Step 4: Deploy the Winner

Python
best = result.best_accuracy()
print(f"Architecture: {best.layer_widths}")
print(f"Neuron types: {best.neuron_types}")
print(f"Bitstream lengths: {best.bitstream_lengths}")
print(f"LUTs: {best.fitness_luts:,}")
print(f"Energy: {best.fitness_energy_nj:.1f} nJ")
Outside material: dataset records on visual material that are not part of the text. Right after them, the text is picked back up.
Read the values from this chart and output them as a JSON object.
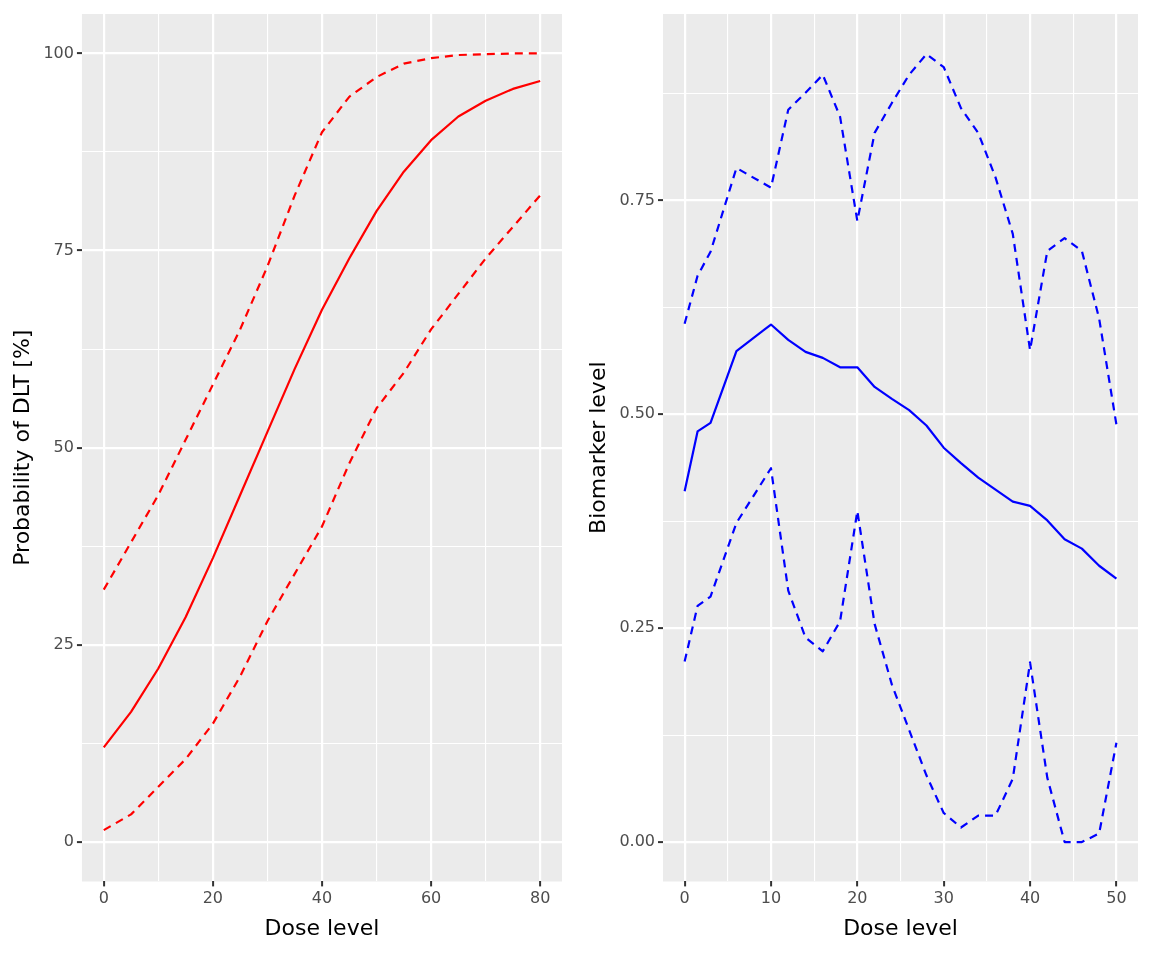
{
  "chart_data": [
    {
      "type": "line",
      "xlabel": "Dose level",
      "ylabel": "Probability of DLT [%]",
      "x": [
        0,
        5,
        10,
        15,
        20,
        25,
        30,
        35,
        40,
        45,
        50,
        55,
        60,
        65,
        70,
        75,
        80
      ],
      "series": [
        {
          "color": "#ff0000",
          "line_style": "solid",
          "values": [
            12,
            16.5,
            22,
            28.5,
            36,
            44,
            52,
            60,
            67.5,
            74,
            80,
            85,
            89,
            92,
            94,
            95.5,
            96.5
          ]
        },
        {
          "color": "#ff0000",
          "line_style": "dashed",
          "values": [
            32,
            38,
            44,
            51,
            58,
            65,
            73,
            82,
            90,
            94.5,
            97,
            98.7,
            99.4,
            99.8,
            99.9,
            100,
            100
          ]
        },
        {
          "color": "#ff0000",
          "line_style": "dashed",
          "values": [
            1.5,
            3.5,
            7,
            10.5,
            15,
            21,
            28,
            34,
            40,
            48,
            55,
            59.5,
            65,
            69.5,
            74,
            78,
            82
          ]
        }
      ],
      "xlim": [
        -4,
        84
      ],
      "xticks": [
        0,
        {
          "value": 10,
          "label": null
        },
        20,
        {
          "value": 30,
          "label": null
        },
        40,
        {
          "value": 50,
          "label": null
        },
        60,
        {
          "value": 70,
          "label": null
        },
        80
      ],
      "ylim": [
        -5,
        105
      ],
      "yticks": [
        0,
        {
          "value": 12.5,
          "label": null
        },
        25,
        {
          "value": 37.5,
          "label": null
        },
        50,
        {
          "value": 62.5,
          "label": null
        },
        75,
        {
          "value": 87.5,
          "label": null
        },
        100
      ],
      "grid": true,
      "legend": false
    },
    {
      "type": "line",
      "xlabel": "Dose level",
      "ylabel": "Biomarker level",
      "x": [
        0,
        1.5,
        3,
        6,
        10,
        12,
        14,
        16,
        18,
        20,
        22,
        24,
        26,
        28,
        30,
        32,
        34,
        36,
        38,
        40,
        42,
        44,
        46,
        48,
        50
      ],
      "series": [
        {
          "color": "#0000ff",
          "line_style": "solid",
          "values": [
            0.41,
            0.48,
            0.49,
            0.574,
            0.605,
            0.587,
            0.573,
            0.566,
            0.555,
            0.555,
            0.532,
            0.518,
            0.505,
            0.487,
            0.461,
            0.443,
            0.426,
            0.412,
            0.398,
            0.393,
            0.376,
            0.354,
            0.343,
            0.323,
            0.308
          ]
        },
        {
          "color": "#0000ff",
          "line_style": "dashed",
          "values": [
            0.606,
            0.662,
            0.69,
            0.788,
            0.765,
            0.856,
            0.876,
            0.897,
            0.848,
            0.726,
            0.829,
            0.864,
            0.897,
            0.921,
            0.906,
            0.858,
            0.829,
            0.777,
            0.711,
            0.575,
            0.691,
            0.706,
            0.691,
            0.612,
            0.488
          ]
        },
        {
          "color": "#0000ff",
          "line_style": "dashed",
          "values": [
            0.211,
            0.276,
            0.287,
            0.373,
            0.437,
            0.294,
            0.239,
            0.223,
            0.258,
            0.387,
            0.255,
            0.184,
            0.131,
            0.078,
            0.034,
            0.017,
            0.031,
            0.031,
            0.074,
            0.21,
            0.075,
            0,
            0,
            0.01,
            0.116
          ]
        }
      ],
      "xlim": [
        -2.5,
        52.5
      ],
      "xticks": [
        0,
        {
          "value": 5,
          "label": null
        },
        10,
        {
          "value": 15,
          "label": null
        },
        20,
        {
          "value": 25,
          "label": null
        },
        30,
        {
          "value": 35,
          "label": null
        },
        40,
        {
          "value": 45,
          "label": null
        },
        50
      ],
      "ylim": [
        -0.046,
        0.968
      ],
      "yticks": [
        {
          "value": 0,
          "label": "0.00"
        },
        {
          "value": 0.125,
          "label": null
        },
        0.25,
        {
          "value": 0.375,
          "label": null
        },
        {
          "value": 0.5,
          "label": "0.50"
        },
        {
          "value": 0.625,
          "label": null
        },
        0.75,
        {
          "value": 0.875,
          "label": null
        }
      ],
      "grid": true,
      "legend": false
    }
  ]
}
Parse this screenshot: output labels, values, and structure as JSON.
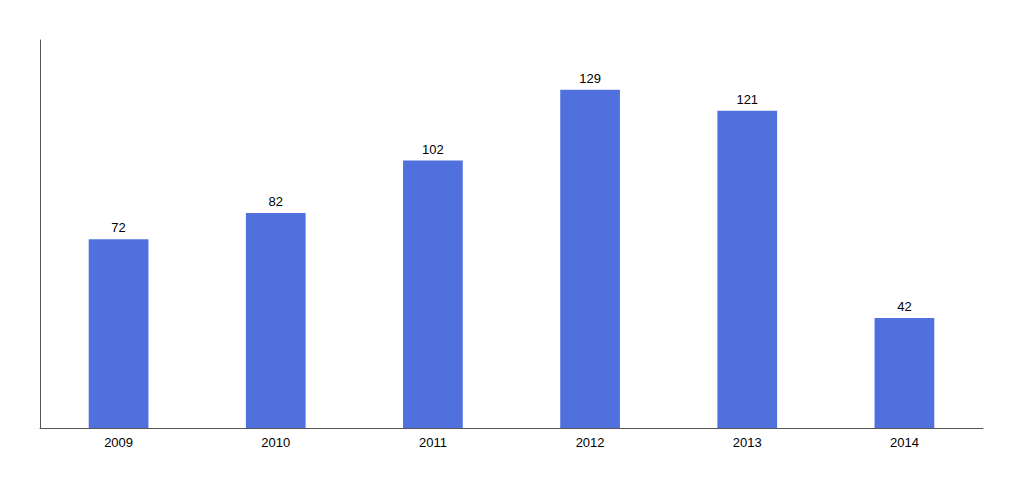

# Verify with energy estimator
from sc_neurocore.energy import estimate
report = estimate(
    best.layer_sizes, target="ice40",
    bitstream_length=best.bitstream_lengths[0],
)
print(report.summary())

Custom Accuracy Function

Replace the built-in proxy with real SNN training:

Python
def my_accuracy(arch):
    """Train and evaluate an SNN with the given architecture."""
    from sc_neurocore.training import SpikingNet, train_epoch, evaluate
    model = SpikingNet(
        n_input=arch.n_inputs,
        n_hidden=arch.layer_widths[0],
        n_output=arch.n_outputs,
    )
    # Train for 5 epochs (fast, for NAS inner loop)
    for _ in range(5):
        train_epoch(model, train_loader, optimizer, n_timesteps=25)
    _, acc = evaluate(model, test_loader, n_timesteps=25)
    return acc

result = nas(space, target="artix7", accuracy_fn=my_accuracy, generations=10)

Search Dimensions

Dimension Options Trade-off
Layer width 8–256 Capacity ↔ LUTs
Neuron type LIF, Izhikevich, Homeostatic, FixedPoint Biology ↔ resources
Bitstream length 32–512 Precision ↔ latency
Delay range 0–8 cycles Temporal processing ↔ BRAM
Number of layers 1–3 Depth ↔ total resources

Comparison

Feature SC-NeuroCore NAS NAS-SNN (Kim) SpikeDHS
Hardware-aware Yes (FPGA) No Yes (Loihi)
Multi-objective Yes (NSGA-II) Single Yes
Neuron type search Yes No No
Bitstream length search Yes No No
FPGA resource constraint Yes No No

References

  • Kim et al. (2022). "Neural Architecture Search for Spiking Neural Networks." ECCV 2022.
  • Che et al. (2022). "Differentiable Hierarchical Search for SNNs." IEEE TNNLS.
  • Deb et al. (2002). "A Fast and Elitist Multiobjective Genetic Algorithm: NSGA-II." IEEE TEC 6(2):182-197.